Same thing happens to $ABD$, at least one of the edges $AD$ or $BD$ need to be at least $\frac{41}{2}$.
Aside from $AB$, there are only two edges with length $> \frac{41}{2}$. One with length $27$ and the other one $36$. These two edges have to go to different faces.
Relabeling $A \leftrightarrow B$ and $C \leftrightarrow D$ if necessary, we can assume $AC = 27$. By triangular inequality on triangle $ABC$, we have $$BC \ge | AB - AC | = 41 - 27 = 14.$$ So $BC$ can only be $18$.
For the remaining longest edge $36$, it can be $AD$ or $BD$.

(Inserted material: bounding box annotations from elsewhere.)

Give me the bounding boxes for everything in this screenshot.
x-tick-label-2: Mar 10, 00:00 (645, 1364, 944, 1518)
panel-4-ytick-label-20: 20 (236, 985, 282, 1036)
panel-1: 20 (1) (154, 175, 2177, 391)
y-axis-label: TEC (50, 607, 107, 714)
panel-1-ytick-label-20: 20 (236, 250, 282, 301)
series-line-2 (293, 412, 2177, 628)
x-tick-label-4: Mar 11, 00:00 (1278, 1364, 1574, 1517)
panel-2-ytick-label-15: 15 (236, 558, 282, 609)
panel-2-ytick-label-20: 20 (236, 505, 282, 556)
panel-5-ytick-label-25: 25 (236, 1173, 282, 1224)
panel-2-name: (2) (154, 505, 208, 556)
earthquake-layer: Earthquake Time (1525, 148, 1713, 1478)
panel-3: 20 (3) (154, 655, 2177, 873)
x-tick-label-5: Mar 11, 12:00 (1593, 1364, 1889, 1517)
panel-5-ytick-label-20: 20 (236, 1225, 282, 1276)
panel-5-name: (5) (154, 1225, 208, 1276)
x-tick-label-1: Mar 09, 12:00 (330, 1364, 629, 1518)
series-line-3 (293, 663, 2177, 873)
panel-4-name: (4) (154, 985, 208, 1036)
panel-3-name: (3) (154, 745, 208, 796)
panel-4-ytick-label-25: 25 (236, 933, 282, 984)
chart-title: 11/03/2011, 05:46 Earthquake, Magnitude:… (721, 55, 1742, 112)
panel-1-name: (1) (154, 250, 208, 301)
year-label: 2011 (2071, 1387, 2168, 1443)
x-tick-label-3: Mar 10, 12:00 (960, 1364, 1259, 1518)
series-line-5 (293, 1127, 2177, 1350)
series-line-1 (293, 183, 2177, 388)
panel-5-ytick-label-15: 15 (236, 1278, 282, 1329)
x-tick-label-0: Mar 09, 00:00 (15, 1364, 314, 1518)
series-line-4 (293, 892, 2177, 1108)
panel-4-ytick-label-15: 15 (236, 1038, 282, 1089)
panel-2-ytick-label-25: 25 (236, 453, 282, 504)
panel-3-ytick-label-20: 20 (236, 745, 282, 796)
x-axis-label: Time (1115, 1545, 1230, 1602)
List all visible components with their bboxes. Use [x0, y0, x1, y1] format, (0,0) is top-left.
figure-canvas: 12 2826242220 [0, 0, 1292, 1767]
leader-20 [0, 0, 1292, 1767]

If $BD = 36$, then by triangular inequality on triangle $BCD$, we have $$CD \ge | BD - BC | = |36 - 18| = 18$$ This is impossible as the remaining edges $7, 13$ are not long enough. This means $BD \ne 36$ and hence $AD = 36$. By triangular inequality on triangle $ACD$, we have $$CD \ge |AC - AD| = 36-27 = 9.$$ This implies $CD = 13$.
Hint: If $ABC$ is a triangle, then $|AB|+|BC|\geq|AC|$.